You fight Meg many, many times. Sometimes she kills you, likely pretty often to start, but that ratio will shift as you learn her patterns and get better at the game, knowing which boons to take from your Olympian benefactors and how to best dish out damage with your arsenal of arms. Then, after you’ve both gone and died, you can catch up with her in the lounge, having a drink before you both go back to work killing each other. You end up having a bit of a Sam and Ralph relationship with the House of Hades.
Through every escape attempt, Zagreus gets stronger, and you learn by extension. In my first few runs, I was getting hit by mortars and accidentally dodging into attacks. Now I have innate muscle memory. I’m not panicked, trying to think whether I should bash with my shield or throw it; I’m zooming around the room, hurling my shield like a pinball and slamming enemies like Captain America. The combat feels good to master, and even once you’ve got it “solved,” Hades can find new ways to not just challenge you, but encourage you to break patterns and establish new ones.
Even on my way out, I’m constantly greeted by characters and dialogue. A Zeus boon drops, and before selecting which power I’d like Zagreus’ uncle to bestow upon his bow, I listen to Zeus vent his frustrations with Hades. Maybe Hermes has some new gossip, or Athena might comment on the present help I’m receiving from other gods. When I choose one over another, they bicker and feud, leaving Zagreus in the crossfire. It’s a perfect representation of the vain, petty nature of the Greek pantheon while also serving as another narrative hook to pull me along.
Then, when I collapse, I’m back home. The loops carry on, only the upgrades I’m buying aren’t necessarily building towards an escape. Zagreus will never escape. The Underworld is his lot in life, and whether by force of nature or the nature of a roguelite, he will always return to the blood pool.
So he copes. He takes a house in disrepair and shows it love, ignites its warmth, and tends to its dwellers. Yes, you’re going to have to fight and kill Meg, but that doesn’t mean you can’t talk to her about Zagreus’ fraught relationship with his father. Zagreus’s motivations become clear over the course of each successful and unsuccessful escape attempt. Every run brings you closer, and as one goal is met, more are put ahead of you.
The goal of Hades is not to leave, however—it’s to build something that can stand, to repair what’s been lost, and to leave a home for those Zagreus obviously cares about. It took very little time for escaping to stop being my primary motivator. How could I leave the Underworld without mending the rift between Orpheus and Eurydice, or without helping the sad Stranger in Elysium find what he’s been looking for?
These incredibly flawed, yet incredibly endearing beautiful disasters of legend and myth become Zagreus’ family. The more you play, the more eager you are to see what they’ll say next. What did they think of your most recent attempt? Does Hypnos have a funny quip about you dying by dashing into a pool of lava? Or will Zagreus’ father acknowledge his son’s combat prowess? (Even just a nice compliment about the drapes Zag picked out would be welcome, sheesh.)

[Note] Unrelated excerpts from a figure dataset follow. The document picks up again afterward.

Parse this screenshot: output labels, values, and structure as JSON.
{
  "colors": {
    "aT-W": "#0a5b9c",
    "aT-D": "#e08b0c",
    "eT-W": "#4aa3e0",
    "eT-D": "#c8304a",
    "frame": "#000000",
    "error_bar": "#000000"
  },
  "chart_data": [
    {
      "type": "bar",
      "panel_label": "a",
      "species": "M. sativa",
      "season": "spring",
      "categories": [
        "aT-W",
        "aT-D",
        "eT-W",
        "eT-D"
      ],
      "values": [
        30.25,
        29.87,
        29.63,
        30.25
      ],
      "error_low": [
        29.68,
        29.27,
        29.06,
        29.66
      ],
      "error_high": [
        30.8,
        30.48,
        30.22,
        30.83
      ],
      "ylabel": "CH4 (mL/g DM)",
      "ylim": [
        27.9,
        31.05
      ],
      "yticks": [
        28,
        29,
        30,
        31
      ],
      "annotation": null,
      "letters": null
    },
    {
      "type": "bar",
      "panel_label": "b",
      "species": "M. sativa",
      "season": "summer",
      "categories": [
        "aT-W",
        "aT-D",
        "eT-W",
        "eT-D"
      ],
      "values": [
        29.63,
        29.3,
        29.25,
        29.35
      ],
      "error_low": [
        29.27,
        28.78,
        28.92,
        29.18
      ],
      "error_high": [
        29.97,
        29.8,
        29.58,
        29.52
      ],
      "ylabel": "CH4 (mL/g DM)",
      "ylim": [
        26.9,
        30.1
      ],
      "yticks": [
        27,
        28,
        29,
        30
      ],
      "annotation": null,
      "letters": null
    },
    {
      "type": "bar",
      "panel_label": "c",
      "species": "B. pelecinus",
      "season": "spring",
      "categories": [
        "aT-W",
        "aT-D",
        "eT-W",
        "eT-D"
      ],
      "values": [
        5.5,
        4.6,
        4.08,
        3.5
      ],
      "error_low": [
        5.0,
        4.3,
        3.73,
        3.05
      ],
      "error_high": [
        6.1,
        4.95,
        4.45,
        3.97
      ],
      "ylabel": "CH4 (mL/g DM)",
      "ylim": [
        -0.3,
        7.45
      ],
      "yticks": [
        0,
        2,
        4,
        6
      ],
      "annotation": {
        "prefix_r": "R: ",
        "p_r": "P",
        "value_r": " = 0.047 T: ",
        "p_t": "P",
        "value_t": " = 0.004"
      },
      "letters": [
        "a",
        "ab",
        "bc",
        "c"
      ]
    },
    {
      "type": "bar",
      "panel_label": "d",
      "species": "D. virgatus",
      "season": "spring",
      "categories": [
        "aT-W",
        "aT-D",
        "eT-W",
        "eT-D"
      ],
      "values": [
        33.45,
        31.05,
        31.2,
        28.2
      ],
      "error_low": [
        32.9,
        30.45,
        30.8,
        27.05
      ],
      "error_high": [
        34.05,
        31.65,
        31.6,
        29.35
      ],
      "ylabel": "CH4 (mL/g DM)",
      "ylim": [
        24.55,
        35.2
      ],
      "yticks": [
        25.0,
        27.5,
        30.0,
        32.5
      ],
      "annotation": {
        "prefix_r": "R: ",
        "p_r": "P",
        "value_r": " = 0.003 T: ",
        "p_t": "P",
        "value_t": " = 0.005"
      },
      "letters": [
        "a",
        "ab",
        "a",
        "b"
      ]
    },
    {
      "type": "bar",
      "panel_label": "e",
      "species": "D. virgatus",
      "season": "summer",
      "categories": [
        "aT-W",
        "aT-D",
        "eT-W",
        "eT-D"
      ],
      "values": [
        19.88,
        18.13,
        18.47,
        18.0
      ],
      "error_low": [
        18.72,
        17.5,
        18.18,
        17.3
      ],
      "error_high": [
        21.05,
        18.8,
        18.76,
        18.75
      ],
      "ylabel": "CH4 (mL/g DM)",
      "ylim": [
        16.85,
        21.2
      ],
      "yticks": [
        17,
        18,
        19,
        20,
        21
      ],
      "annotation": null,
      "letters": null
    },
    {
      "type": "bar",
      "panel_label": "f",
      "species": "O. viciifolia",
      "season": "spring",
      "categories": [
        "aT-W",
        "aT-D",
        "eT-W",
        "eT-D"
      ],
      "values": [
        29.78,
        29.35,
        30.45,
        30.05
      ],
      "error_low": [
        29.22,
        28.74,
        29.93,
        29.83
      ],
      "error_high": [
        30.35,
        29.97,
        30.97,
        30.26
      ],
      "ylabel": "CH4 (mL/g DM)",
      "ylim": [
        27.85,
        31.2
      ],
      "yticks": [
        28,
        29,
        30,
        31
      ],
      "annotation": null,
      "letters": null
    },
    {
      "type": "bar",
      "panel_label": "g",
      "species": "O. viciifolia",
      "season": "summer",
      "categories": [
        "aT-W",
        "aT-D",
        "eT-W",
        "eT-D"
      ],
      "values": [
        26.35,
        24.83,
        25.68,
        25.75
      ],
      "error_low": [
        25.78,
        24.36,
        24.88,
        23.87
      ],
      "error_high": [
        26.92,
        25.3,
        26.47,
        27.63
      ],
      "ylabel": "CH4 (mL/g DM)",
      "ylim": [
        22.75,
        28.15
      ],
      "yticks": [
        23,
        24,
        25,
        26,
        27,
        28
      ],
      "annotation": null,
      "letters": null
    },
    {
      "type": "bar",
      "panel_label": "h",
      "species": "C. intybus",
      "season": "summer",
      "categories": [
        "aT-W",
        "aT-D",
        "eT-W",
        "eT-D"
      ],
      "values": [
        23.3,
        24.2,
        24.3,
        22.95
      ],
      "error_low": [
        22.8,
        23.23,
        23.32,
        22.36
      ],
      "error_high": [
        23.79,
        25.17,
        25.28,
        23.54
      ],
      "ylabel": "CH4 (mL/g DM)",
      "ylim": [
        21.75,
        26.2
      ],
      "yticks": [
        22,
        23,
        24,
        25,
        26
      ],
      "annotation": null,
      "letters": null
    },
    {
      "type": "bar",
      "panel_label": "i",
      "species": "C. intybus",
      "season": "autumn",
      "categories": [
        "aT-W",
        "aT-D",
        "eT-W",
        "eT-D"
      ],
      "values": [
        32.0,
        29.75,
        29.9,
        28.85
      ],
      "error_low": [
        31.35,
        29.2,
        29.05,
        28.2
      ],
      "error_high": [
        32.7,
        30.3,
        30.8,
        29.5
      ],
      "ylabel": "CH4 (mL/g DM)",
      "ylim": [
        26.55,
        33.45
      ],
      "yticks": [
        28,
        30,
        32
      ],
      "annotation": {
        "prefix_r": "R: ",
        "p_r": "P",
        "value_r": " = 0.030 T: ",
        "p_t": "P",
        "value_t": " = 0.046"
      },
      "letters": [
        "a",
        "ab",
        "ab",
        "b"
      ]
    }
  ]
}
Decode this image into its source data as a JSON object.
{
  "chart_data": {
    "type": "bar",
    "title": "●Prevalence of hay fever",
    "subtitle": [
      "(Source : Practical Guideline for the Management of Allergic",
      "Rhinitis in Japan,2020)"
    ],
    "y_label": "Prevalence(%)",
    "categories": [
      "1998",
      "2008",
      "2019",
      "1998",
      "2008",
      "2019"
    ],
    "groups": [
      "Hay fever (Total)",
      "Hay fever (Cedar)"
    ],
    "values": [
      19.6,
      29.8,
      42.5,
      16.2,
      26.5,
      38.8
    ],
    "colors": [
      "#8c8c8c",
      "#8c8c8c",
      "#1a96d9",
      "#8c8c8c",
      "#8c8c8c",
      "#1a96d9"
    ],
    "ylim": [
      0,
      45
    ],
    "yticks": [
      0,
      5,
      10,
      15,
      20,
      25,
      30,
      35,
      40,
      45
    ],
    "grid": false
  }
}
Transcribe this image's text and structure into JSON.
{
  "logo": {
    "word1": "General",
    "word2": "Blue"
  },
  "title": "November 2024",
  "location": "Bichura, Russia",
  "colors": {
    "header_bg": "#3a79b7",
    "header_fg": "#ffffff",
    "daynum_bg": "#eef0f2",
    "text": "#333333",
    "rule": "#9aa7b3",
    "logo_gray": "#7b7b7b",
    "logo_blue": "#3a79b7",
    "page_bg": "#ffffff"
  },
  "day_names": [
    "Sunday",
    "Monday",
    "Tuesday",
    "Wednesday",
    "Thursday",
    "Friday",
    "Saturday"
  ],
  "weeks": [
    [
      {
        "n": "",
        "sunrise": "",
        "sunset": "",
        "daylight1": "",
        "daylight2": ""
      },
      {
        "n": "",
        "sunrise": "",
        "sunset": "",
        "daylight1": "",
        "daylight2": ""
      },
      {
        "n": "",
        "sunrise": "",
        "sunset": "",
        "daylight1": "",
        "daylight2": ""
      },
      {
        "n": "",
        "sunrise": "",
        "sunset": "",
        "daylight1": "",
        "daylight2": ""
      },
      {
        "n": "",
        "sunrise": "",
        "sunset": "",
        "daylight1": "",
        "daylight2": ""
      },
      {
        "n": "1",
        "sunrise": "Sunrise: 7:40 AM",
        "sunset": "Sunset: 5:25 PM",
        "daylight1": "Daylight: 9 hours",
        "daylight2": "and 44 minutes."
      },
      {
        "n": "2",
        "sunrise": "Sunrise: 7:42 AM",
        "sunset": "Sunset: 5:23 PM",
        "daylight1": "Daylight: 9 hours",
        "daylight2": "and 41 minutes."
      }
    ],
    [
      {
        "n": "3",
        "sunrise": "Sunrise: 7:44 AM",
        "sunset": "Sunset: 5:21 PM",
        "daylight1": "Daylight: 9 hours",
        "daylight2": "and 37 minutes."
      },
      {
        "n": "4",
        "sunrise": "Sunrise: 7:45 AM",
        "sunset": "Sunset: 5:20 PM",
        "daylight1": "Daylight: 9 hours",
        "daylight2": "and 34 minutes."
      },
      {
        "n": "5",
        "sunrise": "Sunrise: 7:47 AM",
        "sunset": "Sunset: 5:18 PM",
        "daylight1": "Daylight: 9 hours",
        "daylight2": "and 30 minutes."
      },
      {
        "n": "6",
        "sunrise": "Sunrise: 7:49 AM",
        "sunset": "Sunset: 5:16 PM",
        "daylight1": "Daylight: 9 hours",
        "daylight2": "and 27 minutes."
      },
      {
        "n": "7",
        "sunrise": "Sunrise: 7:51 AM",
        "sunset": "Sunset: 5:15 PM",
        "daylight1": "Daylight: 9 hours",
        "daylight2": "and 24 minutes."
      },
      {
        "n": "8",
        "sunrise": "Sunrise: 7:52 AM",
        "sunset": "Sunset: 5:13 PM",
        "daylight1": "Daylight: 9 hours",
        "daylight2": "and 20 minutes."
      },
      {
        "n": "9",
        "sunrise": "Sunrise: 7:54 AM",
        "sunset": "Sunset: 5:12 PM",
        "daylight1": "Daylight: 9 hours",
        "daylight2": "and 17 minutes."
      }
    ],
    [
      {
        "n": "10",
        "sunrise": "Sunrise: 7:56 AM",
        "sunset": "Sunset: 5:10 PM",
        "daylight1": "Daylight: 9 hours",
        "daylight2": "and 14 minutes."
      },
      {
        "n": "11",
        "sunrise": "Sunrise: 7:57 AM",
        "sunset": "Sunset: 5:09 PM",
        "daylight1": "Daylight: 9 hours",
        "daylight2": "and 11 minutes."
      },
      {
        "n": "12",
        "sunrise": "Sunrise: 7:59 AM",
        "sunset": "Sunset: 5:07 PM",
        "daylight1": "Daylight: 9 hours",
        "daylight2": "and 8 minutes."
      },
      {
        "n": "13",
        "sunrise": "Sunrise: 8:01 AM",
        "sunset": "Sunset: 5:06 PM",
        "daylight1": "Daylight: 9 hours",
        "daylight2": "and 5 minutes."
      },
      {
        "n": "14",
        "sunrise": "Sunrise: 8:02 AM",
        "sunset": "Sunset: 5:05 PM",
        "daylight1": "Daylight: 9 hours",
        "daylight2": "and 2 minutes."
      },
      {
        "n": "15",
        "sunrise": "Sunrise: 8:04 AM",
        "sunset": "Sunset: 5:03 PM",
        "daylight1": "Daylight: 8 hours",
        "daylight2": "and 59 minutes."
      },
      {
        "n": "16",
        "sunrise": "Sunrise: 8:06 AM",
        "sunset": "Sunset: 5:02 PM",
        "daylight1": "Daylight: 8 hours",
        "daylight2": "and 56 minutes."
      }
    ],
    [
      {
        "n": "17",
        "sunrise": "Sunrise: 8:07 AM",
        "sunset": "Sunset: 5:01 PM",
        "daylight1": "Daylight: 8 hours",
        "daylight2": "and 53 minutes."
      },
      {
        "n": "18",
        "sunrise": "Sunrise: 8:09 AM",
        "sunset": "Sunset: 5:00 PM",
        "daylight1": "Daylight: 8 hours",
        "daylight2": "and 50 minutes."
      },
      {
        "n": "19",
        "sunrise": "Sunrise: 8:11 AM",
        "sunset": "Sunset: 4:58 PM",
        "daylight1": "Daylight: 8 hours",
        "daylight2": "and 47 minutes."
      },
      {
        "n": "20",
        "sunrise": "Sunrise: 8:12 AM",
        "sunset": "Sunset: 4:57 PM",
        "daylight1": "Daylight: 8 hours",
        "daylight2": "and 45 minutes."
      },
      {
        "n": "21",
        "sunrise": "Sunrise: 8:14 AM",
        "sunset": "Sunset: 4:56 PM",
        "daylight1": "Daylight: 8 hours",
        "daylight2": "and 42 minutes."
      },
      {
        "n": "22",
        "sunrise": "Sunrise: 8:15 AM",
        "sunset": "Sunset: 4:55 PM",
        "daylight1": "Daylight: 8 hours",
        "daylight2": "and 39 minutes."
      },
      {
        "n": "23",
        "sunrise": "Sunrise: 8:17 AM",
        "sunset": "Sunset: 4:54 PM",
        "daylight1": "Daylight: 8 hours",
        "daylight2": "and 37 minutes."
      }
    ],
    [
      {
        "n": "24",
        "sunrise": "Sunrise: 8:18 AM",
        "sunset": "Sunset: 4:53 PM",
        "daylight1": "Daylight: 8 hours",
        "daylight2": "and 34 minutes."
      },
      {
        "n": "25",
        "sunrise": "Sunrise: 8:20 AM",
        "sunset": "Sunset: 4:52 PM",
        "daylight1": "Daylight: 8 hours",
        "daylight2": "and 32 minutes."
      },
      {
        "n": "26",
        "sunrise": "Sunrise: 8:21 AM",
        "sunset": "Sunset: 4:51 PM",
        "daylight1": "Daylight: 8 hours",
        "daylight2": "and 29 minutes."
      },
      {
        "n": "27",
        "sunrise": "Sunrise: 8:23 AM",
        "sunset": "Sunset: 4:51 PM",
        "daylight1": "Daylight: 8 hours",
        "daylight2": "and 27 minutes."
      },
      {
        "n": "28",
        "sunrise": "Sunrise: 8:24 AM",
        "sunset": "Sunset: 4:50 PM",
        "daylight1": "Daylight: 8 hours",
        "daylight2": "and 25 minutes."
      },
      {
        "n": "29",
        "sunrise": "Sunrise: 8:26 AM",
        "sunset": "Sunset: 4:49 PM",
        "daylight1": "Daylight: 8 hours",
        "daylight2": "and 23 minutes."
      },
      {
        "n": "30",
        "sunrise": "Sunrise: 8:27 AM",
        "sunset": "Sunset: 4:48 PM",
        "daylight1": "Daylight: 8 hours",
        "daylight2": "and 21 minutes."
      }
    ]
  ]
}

Hades takes all that makes Supergiant Games tick, and all the trappings of a heavily stacked genre, and combines them into something that feels like a smooth jaunt through the depths of hell itself. It is the best kind of journey; one filled with smiling faces, brutal combat, and both art and music to die for (and die again, and die some more for). It’s a new standard for Greek myth and roguelites to match up to, a home we can’t wait to run away from, and it’s USgamer’s Game of the Year for 2020.